Percutaneous catheter based ablation is directed at eliminating the initiators of atrial fibrillation or modifying the left atrium to prevent the initiation and maintenance of atrial fibrillation. It is less invasive than the surgical approach. It is performed in the cardiac electrophysiology laboratory. The procedure typically takes three to four hours and patients go home the following day after overnight observation. Catheters are introduced into the heart via the femoral (groin) vein under local anesthesia as well as conscious sedation (relaxed and sleepy but breathing on your own). The areas that are contributing to atrial fibrillation are ablated using radiofrequency energy. With the destruction of the tissue it is no longer able to initiate or maintain atrial fibrillation. It does not affect the normal functioning of the atria. Unfortunately, since the definitive cause for atrial fibrillation is still unknown, the definitive cure has been elusive. The ablation is not 100% successful. The results need to be individualized but patients can expect about 70% to 85% success rate.

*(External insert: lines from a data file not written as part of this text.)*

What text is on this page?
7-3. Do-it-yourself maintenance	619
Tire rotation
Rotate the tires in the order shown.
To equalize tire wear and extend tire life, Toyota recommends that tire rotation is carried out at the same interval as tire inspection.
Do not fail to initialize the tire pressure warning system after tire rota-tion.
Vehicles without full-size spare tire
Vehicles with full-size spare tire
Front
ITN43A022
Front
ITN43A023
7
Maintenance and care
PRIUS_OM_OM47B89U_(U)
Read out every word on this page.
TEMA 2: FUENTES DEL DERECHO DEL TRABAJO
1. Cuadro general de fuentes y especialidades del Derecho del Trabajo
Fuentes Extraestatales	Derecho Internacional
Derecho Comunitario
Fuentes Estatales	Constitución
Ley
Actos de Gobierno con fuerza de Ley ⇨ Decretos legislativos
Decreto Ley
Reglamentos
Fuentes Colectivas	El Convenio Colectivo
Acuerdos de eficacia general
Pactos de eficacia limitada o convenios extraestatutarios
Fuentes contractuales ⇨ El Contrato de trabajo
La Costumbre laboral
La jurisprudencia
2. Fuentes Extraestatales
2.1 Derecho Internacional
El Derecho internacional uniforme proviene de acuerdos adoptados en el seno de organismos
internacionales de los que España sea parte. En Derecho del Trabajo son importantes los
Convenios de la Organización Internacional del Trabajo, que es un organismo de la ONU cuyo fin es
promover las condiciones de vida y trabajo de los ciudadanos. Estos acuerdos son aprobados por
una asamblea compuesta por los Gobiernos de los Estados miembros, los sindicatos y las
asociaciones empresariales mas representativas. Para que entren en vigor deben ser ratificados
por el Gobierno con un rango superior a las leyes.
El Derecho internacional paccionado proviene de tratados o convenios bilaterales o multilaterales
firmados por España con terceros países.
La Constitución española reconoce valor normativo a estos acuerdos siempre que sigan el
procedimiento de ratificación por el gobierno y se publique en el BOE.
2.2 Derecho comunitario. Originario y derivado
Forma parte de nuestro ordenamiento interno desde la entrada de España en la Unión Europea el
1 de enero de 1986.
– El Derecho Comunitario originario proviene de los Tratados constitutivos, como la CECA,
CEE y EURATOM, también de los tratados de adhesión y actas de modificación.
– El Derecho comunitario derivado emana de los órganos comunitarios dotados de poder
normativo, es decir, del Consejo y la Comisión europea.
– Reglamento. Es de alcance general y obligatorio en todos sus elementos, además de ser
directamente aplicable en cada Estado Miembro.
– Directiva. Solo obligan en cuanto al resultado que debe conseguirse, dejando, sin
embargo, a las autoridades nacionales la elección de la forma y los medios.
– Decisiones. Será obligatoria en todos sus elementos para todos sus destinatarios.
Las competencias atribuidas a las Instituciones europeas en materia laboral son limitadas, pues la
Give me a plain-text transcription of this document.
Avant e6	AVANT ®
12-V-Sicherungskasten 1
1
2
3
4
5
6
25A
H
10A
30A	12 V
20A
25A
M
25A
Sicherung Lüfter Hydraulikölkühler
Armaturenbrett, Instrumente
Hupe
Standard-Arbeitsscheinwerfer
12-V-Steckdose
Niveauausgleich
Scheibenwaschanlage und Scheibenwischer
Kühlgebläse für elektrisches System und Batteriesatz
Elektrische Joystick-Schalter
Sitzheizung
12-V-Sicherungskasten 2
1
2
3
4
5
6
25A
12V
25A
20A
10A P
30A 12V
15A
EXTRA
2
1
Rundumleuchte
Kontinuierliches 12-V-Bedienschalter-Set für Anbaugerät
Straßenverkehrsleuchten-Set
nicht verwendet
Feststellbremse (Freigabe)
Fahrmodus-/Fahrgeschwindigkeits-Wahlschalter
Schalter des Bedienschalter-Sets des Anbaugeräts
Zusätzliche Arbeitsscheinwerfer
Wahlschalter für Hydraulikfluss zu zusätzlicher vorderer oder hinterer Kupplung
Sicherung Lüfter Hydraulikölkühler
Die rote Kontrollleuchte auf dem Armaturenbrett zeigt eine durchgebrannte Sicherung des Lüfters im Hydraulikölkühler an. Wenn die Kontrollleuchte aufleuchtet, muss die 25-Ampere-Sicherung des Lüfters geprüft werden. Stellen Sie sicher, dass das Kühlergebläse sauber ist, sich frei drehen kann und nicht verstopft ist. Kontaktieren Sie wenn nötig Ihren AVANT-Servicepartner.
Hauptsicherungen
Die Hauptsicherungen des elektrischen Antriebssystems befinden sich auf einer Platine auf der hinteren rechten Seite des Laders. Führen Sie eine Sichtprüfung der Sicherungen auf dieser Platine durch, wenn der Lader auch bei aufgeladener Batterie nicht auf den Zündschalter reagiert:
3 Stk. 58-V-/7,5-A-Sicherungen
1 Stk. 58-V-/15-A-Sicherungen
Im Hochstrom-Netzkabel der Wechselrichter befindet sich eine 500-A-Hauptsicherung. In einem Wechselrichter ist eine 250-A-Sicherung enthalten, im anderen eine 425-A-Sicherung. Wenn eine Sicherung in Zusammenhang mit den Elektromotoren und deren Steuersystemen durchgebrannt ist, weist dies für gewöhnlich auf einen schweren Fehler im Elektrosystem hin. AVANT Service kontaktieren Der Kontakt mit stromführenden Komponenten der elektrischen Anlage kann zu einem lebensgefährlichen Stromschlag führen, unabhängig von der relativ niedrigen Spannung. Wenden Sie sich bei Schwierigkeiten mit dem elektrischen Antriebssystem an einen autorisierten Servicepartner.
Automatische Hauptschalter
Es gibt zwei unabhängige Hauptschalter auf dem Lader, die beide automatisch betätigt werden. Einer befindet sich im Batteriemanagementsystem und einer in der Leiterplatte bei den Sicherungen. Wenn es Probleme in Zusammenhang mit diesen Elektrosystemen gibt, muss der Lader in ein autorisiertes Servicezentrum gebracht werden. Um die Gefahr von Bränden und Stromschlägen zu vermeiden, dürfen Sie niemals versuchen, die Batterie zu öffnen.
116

Some may need continued medications or a repeat ablation procedure.
Candidates for ablation are 1) patients with chronic sustained atrial fibrillation or paroxysmal, intermittent atrial fibrillation 2) patients with recurrent, symptomatic atrial fibrillation while on medications 3) patients intolerant to the side effects of long-term medications 4) patients who do not wish to continue taking long-term or anti-coagulation medications.